For this month’s HuffPost Book Club, I have chosen a big book — both figuratively and literally. Jeremy Rifkin’s The Empathic Civilization clocks in at close to 700 pages and sets out to present nothing less than — as Rifkin puts it — “a new rendering of human history and the meaning of human existence.”
This alternative history focuses not on the conflicts, antagonisms, and power struggles that have marked human progress, but on “the empathic evolution of the human race and the profound ways it has shaped our development and will likely decide our fate as a species.”

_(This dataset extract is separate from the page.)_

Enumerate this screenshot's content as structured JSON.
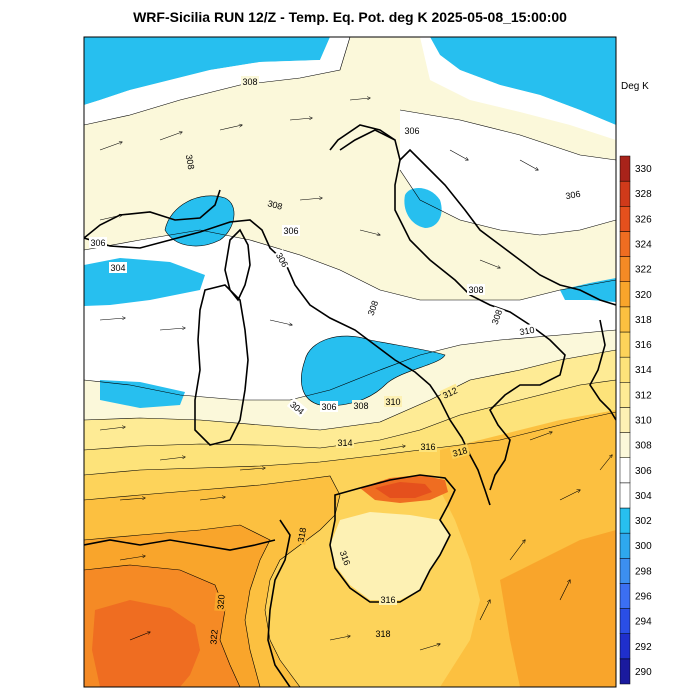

Empathy, Rifkin tells us — and backs up with new scientific data — is not a quaint behavior trotted out during intermittent visits to a food bank or during the Haiti telethon. Instead, it lies at the very core of human existence.
This is something I’ve long believed. Indeed, I dedicated a whole book to exploring what I called The Fourth Instinct — that part of the human character that compels us to go beyond our impulses for survival, sex, and power, and drives us to expand the boundaries of our caring to include our communities and the world around us.
And, in the 15 years since then — and especially since the economic meltdown — the role empathy plays in our lives has only grown more important. In fact, in this time of economic hardship, political instability, and rapid technological change, empathy is the one quality we most need if we’re going to survive and flourish in the 21st century.
It’s important to keep in mind what empathy is — and what it’s not. It’s different than sympathy, which is passive. “Empathy,” explains Rifkin, “conjures up active engagement — the willingness of an observer to become part of another’s experience, to share the feeling of that experience.”
But empathy is not just about feeling for another’s suffering. As Rifkin points out: “One can also empathize with another’s joy.” Indeed, according to Rifkin, “empathic moments are the most intensely alive experiences we ever have. We empathize with each other’s struggles against death and for life. One acknowledges the whiff of death in another’s frailties and vulnerabilities. No one ever empathizes with a perfect being.”